Elysa Côté-Séguin digère mal la proposition de refonte du Réseau de transport de Longueuil (RTL) dans le secteur de Brossard au sud de l’autoroute 10. Elle anticipe tout un casse-tête à l’automne prochain si la proposition est adoptée comme telle.

La Brossardoise indique que ses habitudes de transport vont complètement changer advenant cette mise en place.

Si elle remet en doute plusieurs aspects de la transformation, elle déplore en particulier la fin du trajet vers l’école primaire de son plus vieux, trajet qu’aurait éventuellement aussi emprunté son plus jeune.

«On n’aura aucune option qui nous permet d’aller reconduire nos enfants en transport en commun, donc ça nous obligerait de prendre la voiture pour aller les reconduire. Et là après?» questionne celle qui fait ensuite le trajet jusqu’au terminus Panama pour aller travailler à Montréal.

À ses yeux, retirer les lignes bordant les écoles – les deux trajets à côté des écoles Saint-Laurent et Samuel-de-Champlain seraient retirés – envoie le mauvais message. Évoquant des plaintes concernant le passage des autobus dans ces zones, elle assure que le danger n’est pas là.

«Le problème depuis longtemps se maintient dans ces zones à cause des parents qui viennent reconduire leurs enfants tous en même temps en adoptant souvent des comportements de conduite dangereuse», affirme-t-elle.

Mauvaises cibles

Usagère depuis longtemps du transport en commun, Mme Côté-Séguin indique qu’il est impensable pour elle ou son conjoint de prendre la voiture pour aller travailler. N’empêche, les changements proposés la laissent perplexe. D’autant plus qu’à son arrêt actuel sur le boul. de Rome, elle passerait de quatre lignes qui pouvaient l’amener au terminus Panama à aucune.

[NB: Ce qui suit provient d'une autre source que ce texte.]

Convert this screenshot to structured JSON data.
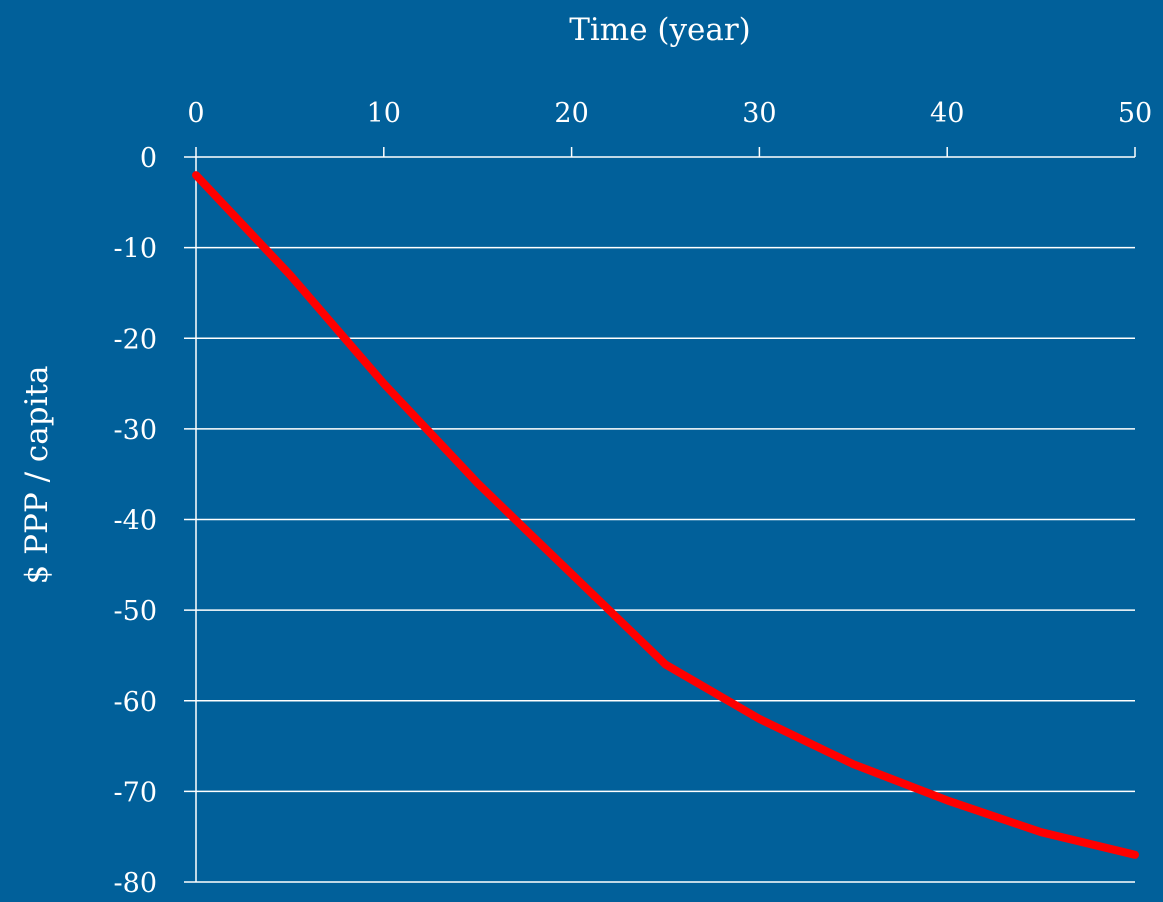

«On est conscient que le RTL fait face, comme tous les réseaux de transport, à un sous-financement en fonction de la baisse de l’achalandage, mais on constate aussi que le message n’est pas toujours le bon», indique-t-elle.

«On voit les annonces sur les autobus, qui disent bon, allez vers Boucherville comme sur un long fleuve tranquille. Je ne crois pas que ce soit les messages qui donnent le goût aux gens de prendre le transport en commun», poursuit la Brossardoise.

Du bon et du mauvais

Pour Axel Fournier, porte-parole de l’Association pour le transport collectif de la Rive-Sud, la refonte proposée apporte du bon et mauvais pour les usagers.

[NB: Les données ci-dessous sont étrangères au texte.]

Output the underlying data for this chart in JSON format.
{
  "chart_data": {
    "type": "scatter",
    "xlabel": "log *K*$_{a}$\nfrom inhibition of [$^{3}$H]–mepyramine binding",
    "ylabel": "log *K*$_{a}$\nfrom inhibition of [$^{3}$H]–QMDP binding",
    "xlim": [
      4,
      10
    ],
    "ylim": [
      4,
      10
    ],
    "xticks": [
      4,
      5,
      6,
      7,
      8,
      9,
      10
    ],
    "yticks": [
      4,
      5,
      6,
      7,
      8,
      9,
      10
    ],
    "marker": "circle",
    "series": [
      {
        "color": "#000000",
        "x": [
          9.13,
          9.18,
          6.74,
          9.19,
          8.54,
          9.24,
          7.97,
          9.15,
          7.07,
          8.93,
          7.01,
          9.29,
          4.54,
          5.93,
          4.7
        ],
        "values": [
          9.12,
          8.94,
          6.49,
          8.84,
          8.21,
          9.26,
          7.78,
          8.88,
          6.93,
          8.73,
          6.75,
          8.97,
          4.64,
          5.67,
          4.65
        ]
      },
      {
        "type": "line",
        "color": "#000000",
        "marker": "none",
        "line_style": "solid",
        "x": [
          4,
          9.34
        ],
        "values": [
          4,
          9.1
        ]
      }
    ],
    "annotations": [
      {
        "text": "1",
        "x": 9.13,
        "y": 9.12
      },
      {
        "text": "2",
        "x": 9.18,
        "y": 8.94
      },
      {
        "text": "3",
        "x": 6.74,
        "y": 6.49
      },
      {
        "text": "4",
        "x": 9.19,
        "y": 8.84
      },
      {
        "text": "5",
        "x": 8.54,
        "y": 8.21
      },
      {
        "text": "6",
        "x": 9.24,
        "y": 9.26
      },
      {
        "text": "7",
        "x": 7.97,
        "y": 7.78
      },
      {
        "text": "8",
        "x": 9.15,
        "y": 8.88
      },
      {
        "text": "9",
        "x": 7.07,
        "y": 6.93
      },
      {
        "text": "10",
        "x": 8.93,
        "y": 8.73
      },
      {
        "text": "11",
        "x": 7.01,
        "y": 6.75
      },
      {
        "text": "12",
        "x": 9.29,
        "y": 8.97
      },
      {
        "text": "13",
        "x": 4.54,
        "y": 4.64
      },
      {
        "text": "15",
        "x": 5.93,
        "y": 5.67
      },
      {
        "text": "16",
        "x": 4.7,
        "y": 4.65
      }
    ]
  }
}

«On est d’accord avec l’orientation générale de bonifier le service hors pointe sur les secteurs les plus achalandés, afin de créer des lignes structurantes. On en souhaite des lignes qui sont plus droites, qui font moins de zigzags», indique-t-il.

Celui-ci note en particulier la bonification de fréquences pour la ligne 14, une ligne «qui passe par tous les points les plus importants de Brossard» et qui pourrait croître en fréquentation avec la bonification des heures de commerces, comme ceux du DIX30.

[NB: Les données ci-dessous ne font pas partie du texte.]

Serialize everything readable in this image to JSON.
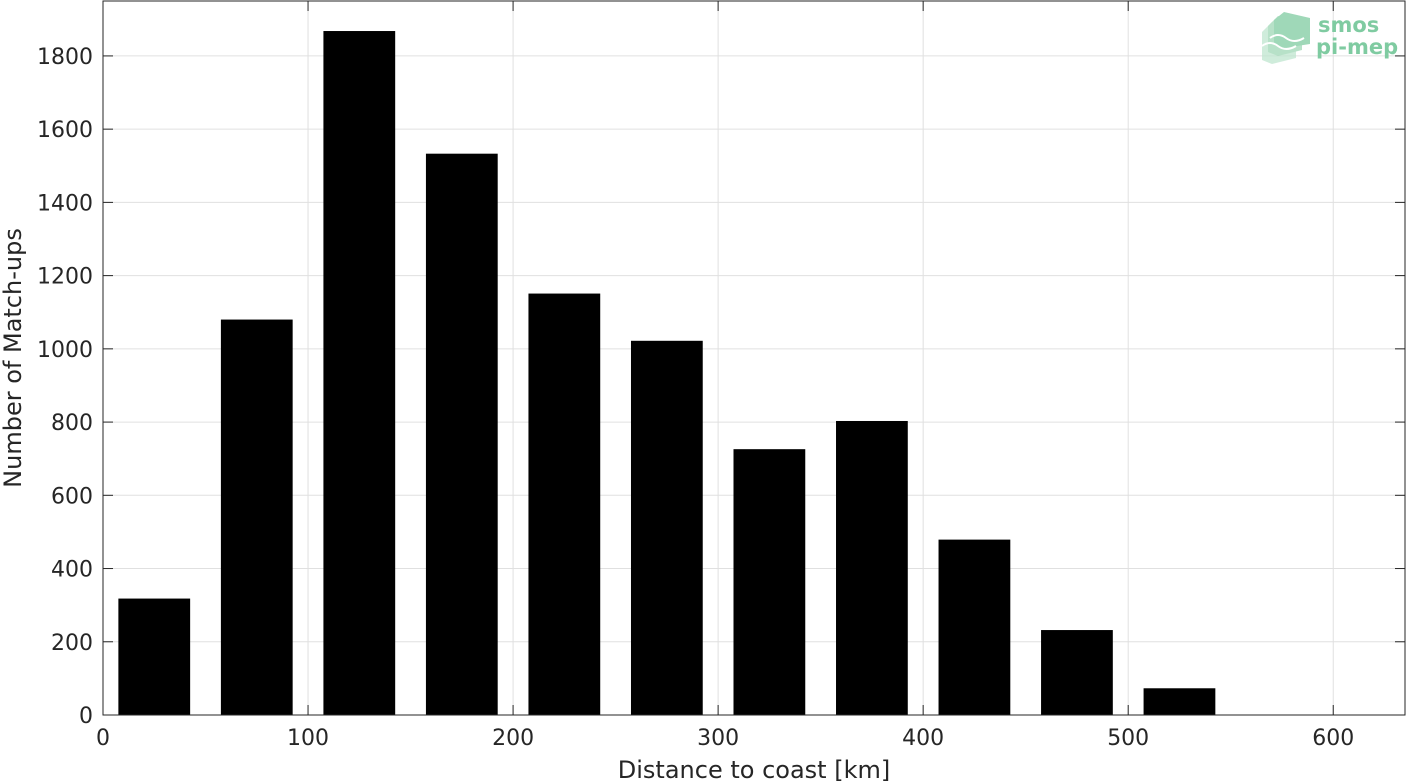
{
  "chart_data": {
    "type": "bar",
    "bin_edges": [
      0,
      50,
      100,
      150,
      200,
      250,
      300,
      350,
      400,
      450,
      500,
      550
    ],
    "x": [
      25,
      75,
      125,
      175,
      225,
      275,
      325,
      375,
      425,
      475,
      525
    ],
    "values": [
      318,
      1080,
      1868,
      1533,
      1151,
      1022,
      726,
      803,
      479,
      232,
      73
    ],
    "bar_width": 35,
    "xlabel": "Distance to coast [km]",
    "ylabel": "Number of Match-ups",
    "xlim": [
      0,
      635
    ],
    "ylim": [
      0,
      1950
    ],
    "xticks": [
      0,
      100,
      200,
      300,
      400,
      500,
      600
    ],
    "yticks": [
      0,
      200,
      400,
      600,
      800,
      1000,
      1200,
      1400,
      1600,
      1800
    ],
    "grid": true,
    "bar_color": "#000000",
    "grid_color": "#e0e0e0"
  },
  "logo": {
    "line1": "smos",
    "line2": "pi-mep",
    "color": "#7fcba1"
  }
}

En contrepartie, il évoque la perte de services à certains endroits.

«On comprend que le RTL opère dans un contexte budgétaire qui est très serré. C’est l’ARTM puis ultimement le gouvernement du Québec qui ne donnent pas l’oxygène nécessaire pour que le service puisse augmenter», mentionne M. Fournier, qui se dit particulièrement inquiet des services qui seraient remplacés par le transport à la demande.

S’il croit que les usagers réguliers du secteur s’habitueront à ce service, il craint pour les utilisations plus ponctuelles. «Quand on regarde à partir de Google Maps par exemple, le trajet à la demande n’est pas inclus. Donc, pour un usager occasionnel, c’est comme si c’était inexistant», note-t-il.

Ultimement, M. Fournier est d’avis que les changements apporteront plus de bon que de mauvais, dans le contexte.

«On appuie les volontés sur les fréquences et on n’appuie pas nécessairement les réductions de services, mais on comprend pourquoi», résume-t-il.

Majorité

Le RTL, pour sa part, assure que 88% des quelque 5800 usagers par jour du secteur bénéficieraient d’une bonification de fréquence. Toutefois, une majorité de commentaires reçus dans le cadre de la transformation venait de personnes inquiètes, comme Elysa Côté-Séguin. Celle-ci assure par ailleurs qu’elle sera de la consultation publique du 31 mars, au Centre socioculturel Alphonse-Lepage.

«Je peux vous dire hors de tout doute que si la carte de transport avait été comme [le RTL] le propose au moment où on a fait l’achat de notre maison, on n’aurait jamais déménagé à cet endroit-là», soutient-elle.